Tattoo Wearables: Intersection of Medicine, Tech, and Art

digital tattoo medical technology

The growth of tattoo wearables is exciting several industries, most notably art, technology, and medicine. All three have played a role in the development of these smart tattoos, whose designs are infused with electronic circuits that can relate information or power external devices. This art/technology has all kinds of applications, the most important of which is medicine. Tattoo wearables can analyze a wearer’s body and report physical aberrations, making people a little bit healthier and doctors’ work a little bit easier.

The Technology of Tattoo Wearables

Tattoo wearables that relate information must be made of flexible material that can conduct electricity. Conductive ink or conductive film have long been the standard technology in e-tattoos. The latter material is used in LogicInk’s UV, which means that this tattoo, and others made from such material, are non-invasive. Wearers need not be poked and risk infection and nerve damage. Non-invasiveness is a characteristic that e-tattoo designers are maintaining even as the technology gets better. Researchers at Carnegie Melon University (CMU) developed an e-tattoo that uses silver nanoparticles dipped in a liquid metal alloy to power various devices. This technology can turn tattoos into touchpads, functional phones, and even video players.

Medical Applications for Tattoo Wearables

Scientists, doctors, and engineers are building on CMU’s technology by finding new applications in the healthcare sector – and the discoveries may never stop. University of California, San Diego engineers created a tattoo breathalyzer. Not only does it detect ethanol in a wearer’s sweat, it sends the data to their smartphone via Bluetooth. Researchers at Chaotic Moon Studios developed Tech Tats which can determine wearer’s vital information and may therefore replace doctor checkups. A Seoul National University research team created e-tattoos that not only monitor the pH/chemical levels of diabetic wearers, but injects medicine as needed. And these are just the tattoo wearables that have been released. More amazing work is being done behind the scenes.

Tattoo Wearables and COVID-19

Perhaps this behind the scene work is consisting, at least in part, of infectious disease prevention. At some point in the future, tattoo wearables may be able to join the fight against contagions like COVID-19. Wearables that detect pathogens are already in the planning stage (even Fitbits can predict the flu!). It is therefore not improbable that infectious disease detectors may soon come in wearable form. Also worth noting is that tattoos themselves can trasmit infectious diseases, so noninvasive tattoo wearables are inherently safer than their needled counterparts.

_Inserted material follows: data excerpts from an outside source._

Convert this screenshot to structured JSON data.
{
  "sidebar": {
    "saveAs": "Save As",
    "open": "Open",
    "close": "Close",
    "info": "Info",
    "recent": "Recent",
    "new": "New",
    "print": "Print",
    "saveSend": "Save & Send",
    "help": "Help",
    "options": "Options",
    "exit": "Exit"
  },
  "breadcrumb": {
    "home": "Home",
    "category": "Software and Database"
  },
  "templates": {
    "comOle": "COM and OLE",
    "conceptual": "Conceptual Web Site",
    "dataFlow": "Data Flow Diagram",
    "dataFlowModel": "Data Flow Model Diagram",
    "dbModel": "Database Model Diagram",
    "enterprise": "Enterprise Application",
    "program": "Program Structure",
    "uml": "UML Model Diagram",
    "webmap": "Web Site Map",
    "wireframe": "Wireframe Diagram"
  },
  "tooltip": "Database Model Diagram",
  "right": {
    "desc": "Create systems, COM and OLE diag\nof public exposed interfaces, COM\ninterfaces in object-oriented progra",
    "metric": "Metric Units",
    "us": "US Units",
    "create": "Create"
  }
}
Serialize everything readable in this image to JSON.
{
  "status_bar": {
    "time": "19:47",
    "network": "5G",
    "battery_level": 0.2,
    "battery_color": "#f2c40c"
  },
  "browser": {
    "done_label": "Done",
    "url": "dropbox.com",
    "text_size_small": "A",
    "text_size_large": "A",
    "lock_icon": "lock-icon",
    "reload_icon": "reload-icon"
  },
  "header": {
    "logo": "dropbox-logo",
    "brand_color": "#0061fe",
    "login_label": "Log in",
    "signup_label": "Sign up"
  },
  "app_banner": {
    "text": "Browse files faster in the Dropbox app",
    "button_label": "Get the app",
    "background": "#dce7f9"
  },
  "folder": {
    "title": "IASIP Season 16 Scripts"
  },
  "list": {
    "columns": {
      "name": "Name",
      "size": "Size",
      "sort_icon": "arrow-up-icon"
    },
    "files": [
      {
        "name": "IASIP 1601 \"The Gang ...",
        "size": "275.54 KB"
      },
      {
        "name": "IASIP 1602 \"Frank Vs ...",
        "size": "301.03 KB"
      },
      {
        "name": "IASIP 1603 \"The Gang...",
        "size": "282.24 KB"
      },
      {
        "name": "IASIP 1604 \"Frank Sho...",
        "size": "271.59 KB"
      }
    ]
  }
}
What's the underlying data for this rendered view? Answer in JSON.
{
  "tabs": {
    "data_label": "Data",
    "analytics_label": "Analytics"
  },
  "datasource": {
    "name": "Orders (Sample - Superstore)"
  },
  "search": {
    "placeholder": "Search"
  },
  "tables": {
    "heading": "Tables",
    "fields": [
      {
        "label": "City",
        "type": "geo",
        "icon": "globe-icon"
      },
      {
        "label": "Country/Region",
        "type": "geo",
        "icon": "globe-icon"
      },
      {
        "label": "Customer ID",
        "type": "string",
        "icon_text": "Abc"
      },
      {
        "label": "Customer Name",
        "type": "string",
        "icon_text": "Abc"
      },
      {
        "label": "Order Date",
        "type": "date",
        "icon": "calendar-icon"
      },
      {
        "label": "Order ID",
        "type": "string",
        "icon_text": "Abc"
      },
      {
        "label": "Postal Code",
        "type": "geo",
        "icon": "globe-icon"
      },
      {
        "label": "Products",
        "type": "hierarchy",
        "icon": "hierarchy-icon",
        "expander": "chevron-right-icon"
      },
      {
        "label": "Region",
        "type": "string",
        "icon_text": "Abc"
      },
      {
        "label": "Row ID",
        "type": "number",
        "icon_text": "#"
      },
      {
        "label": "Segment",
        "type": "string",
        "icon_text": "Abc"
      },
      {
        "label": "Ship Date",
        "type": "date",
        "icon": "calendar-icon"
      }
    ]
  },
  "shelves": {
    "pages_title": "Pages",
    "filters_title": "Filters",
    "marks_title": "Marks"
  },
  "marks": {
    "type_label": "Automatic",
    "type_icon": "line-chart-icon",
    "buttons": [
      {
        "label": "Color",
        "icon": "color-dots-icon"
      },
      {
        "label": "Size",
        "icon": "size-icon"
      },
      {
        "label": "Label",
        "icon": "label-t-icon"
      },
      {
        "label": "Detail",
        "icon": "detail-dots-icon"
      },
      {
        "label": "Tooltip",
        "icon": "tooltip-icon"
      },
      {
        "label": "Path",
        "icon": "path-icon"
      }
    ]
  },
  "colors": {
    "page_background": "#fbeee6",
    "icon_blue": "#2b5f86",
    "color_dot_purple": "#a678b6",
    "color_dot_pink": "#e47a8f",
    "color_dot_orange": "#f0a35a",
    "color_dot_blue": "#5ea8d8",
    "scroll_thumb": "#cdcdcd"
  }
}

The Art of Tattoo Wearables

As of now, e-tattoos have fairly basic designs. The designs are more practical than aesthetic, but there’s still an artistic component in their development. The LogicInk UV, a tattoo wearable created by the San Francisco start-up by the same name, is a small white circle with an incomplete blue circle around it, almost like an “on” button icon. The small circle turns pink when subjected to UV rays, and the large circle begins filling up with pink as UV rays accumulate. When the latter is fully pink, the tattoo’s wearer has hit their UV limit for the day. LogicInk’s E Roon Kang wished to combine readability, scientific accuracy, and attractiveness when he designed the tattoo. This mentality is fueling the industry and resulting in cooler designs and technology.

Tattoo wearables are the darlings of multiple industries. Artists, engineers, and medical professionals are all contributing to the rising popularity of e-tattoos and their increasing importance in the healthcare field. Potentially life-saving tattoo wearables include UV detectors, breathalyzers, oximeters, and glucose monitors.